Frequently Asked Questions

Is the graphical user interface available offline?

Yes, but, currently, the GUI is available only for Linux users. After installing one of the PSI Linux packages, you will get the same webservice as this and you will be able to run it offline by command:

$ psi-server

Which types of input files does PSI-Toolkit support?

PSI-Toolkit deals with all kinds of text files, including some NLP-tools internal formats like PSI and UTT formats. Other supported file formats are: (x)html, pdf, doc, djvu, docx, xlsx and pptx.

Which languages does PSI-Toolkit support?

It depends on the processor. Some of them, such as tokenizer and segmentizer, offer support for the wide range of languages, whereas others are designed for specific language, like in the case of morfologik or link-grammar. In documentation you may find all supported languages for each processor.

How can I display all text fragments with particular tag?

You can filter the display of PSI-lattice by using the tag option of simple-writer. See page Working with PSI-lattice for details.

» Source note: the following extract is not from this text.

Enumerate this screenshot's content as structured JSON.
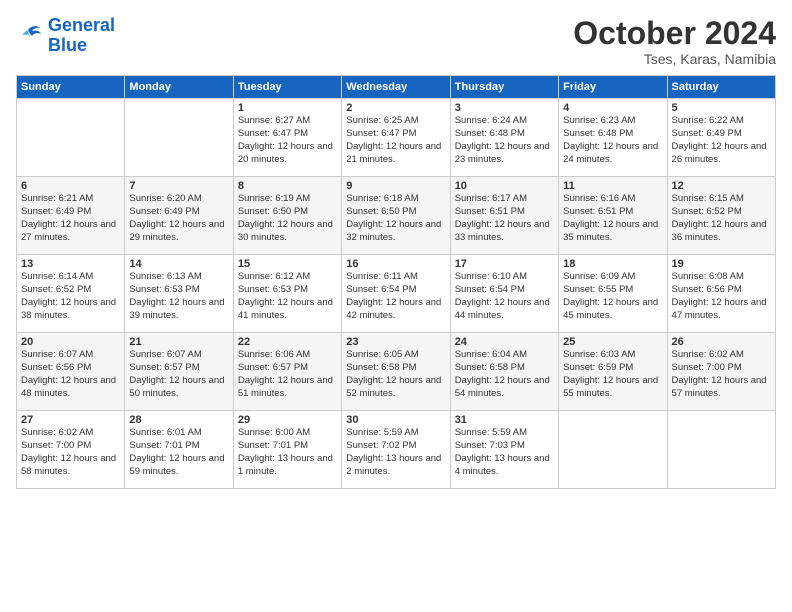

How to extract grammatical classes for each word in a sentence?

One of the possible solutions is to run the PSI-Toolkit with the following pipeline:

lemmatize ! write --tags lexeme --fallback-tags token

It returns the list of all known lemmas and its grammatical classes for each token, or it simply returns token if lemmas is not found. The order of obtained lexemes is exactly the same as the token's order for the tokenize command.

Which types of character set are supported?

The PSI-Toolkit has a native support for text in UTF-8 character encoding system, but there are also libraries for automatic detection and conversion of character set integrated into psi-pipe command. Please, check its --list-encoding and --encoding-conversion options.

Additionally, for all files sending to PSI-Server the conversion to UTF-8 is enabled.